Append two columns to the output CSV: the mean and standard deviation (if available) of your measured response for each row. The resulting file is used as training data for each iteration.
from optimize_pathways_library import generate_next_ratios
p_next = generate_next_ratios(
input_instructions='my_params.json',
input_file='out_measured.csv',
n_out=5,
output_file='out_next.csv',
batch_method='LP',
explore_exploit_bias=0.0,
use_stdvs=False,
seed=42
)Repeat steps 3–4 iteratively until convergence.
Parses and validates a JSON parameter config file. Returns (params, sim_groups, out_message). Handles NaN values, inconsistent limits, and malformed sim_group definitions with informative error messages.
Generates an initial space-filling design using a Halton sequence. Optionally sorts the output by solving a Travelling Salesman Problem (TSP) to minimise instrument transitions. Returns an (n_out, n_params) array.
Core optimisation function. Fits a Gaussian Process to past measurements, evaluates an acquisition function over a large Halton sample, and returns the n_out most promising parameter combinations.
Key arguments:
| Argument | Default | Description |
|---|---|---|
batch_method |
"KB" |
Batch strategy: "KB" (Kriging Believer), "LP" (Local Penalization), "EE" (Explore/Exploit) |
explore_exploit_bias |
0.0 |
Continuous bias from -1 (pure exploitation) to +1 (pure exploration) |
use_stdvs |
False |
Whether to pass measurement standard deviations as GP noise (alpha) |
fixed_priority_param |
False |
If True, the "high"-priority parameter is fixed to the same value across all points in a batch |
rand_if_same |
True |
Replace duplicates with random samples |
sort_output |
True |
Apply TSP sorting to the output batch |
n_sample |
10000 |
Halton candidate pool size (multiplied by number of parameters internally) |
Selects points sequentially. After each selection, the GP is retrained using the predicted value at the selected point as a "phantom" observation. Suitable for moderate batch sizes.

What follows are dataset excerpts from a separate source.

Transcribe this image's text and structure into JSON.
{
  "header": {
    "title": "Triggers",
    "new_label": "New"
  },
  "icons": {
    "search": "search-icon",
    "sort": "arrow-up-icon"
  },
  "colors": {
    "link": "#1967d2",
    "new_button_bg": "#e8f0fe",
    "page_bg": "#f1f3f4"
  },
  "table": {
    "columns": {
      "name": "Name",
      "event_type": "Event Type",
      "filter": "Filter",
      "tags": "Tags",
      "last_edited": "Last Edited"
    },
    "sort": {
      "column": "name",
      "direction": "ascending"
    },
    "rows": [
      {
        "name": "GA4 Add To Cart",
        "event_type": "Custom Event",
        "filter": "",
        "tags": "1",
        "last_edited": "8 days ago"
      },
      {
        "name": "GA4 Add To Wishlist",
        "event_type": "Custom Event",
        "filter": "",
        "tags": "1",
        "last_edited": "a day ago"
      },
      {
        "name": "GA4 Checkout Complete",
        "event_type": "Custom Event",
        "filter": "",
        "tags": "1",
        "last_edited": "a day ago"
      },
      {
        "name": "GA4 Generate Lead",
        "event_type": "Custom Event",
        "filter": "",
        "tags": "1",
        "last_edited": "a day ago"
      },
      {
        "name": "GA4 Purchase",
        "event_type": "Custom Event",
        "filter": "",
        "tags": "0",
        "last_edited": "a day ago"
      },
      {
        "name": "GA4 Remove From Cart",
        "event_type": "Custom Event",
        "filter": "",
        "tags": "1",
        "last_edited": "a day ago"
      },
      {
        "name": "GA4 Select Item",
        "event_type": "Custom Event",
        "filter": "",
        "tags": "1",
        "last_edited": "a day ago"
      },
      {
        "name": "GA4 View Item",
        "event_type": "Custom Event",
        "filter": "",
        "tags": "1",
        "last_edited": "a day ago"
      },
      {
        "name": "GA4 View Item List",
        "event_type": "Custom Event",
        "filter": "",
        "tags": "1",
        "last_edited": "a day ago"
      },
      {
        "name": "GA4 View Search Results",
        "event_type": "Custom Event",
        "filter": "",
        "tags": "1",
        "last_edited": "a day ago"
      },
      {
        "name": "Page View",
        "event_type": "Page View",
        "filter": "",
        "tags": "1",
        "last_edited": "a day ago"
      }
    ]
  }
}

See Roux, E., Tillier, Y., Kraria, S. & Bouchard, P.-O. An efficient parallel global optimization strategy based on Kriging properties suitable for material parameters identification. Arch. Mech. Eng. 67, 169–195 (2020).
Penalises regions around already-selected points by multiplying the acquisition function by a locality-aware decay term derived from the estimated Lipschitz constant. More computationally efficient than KB for larger batches.

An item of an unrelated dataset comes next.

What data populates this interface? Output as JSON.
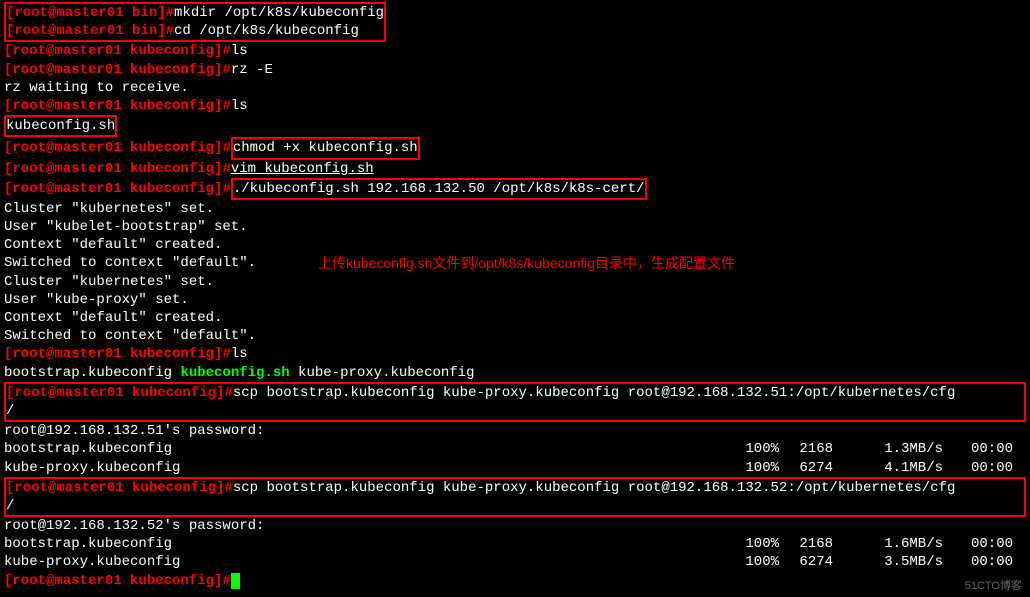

See Javier, G., et al. Batch Bayesian optimization via local penalization. Artificial intelligence and statistics. PMLR (2016).
Decomposes Expected Improvement into an exploitation term and an exploration term, then selects batch points along a linear schedule from purely exploitative to purely exploratory. The schedule shape is modulated by explore_exploit_bias.
See Sóbester, A., Leary, S. J. & Keane, A. J. On the Design of Optimization Strategies Based on Global Response Surface Approximation Models. J. Glob. Optim. 33, 31–59 (2005).
All output files are tab-separated with a header row of parameter names. The training/input file for generate_next_ratios must additionally contain two trailing columns: mean and standard deviation of the measured response.
optimize_pathways_example.py demonstrates a full optimisation loop against a synthetic fitness landscape:
- Load parameter definitions from a JSON file (example-2d.json)
- Generate an initial 5-point Halton design of the parameter space
- Evaluate the synthetic fitness function (the inverted eggholder function)
- Run 5 sequential optimisation iterations (5 points per iteration, LP batch method)
- Track and print the running maximum
To run with your own data, replace the simulate_values calls with your actual measurement results.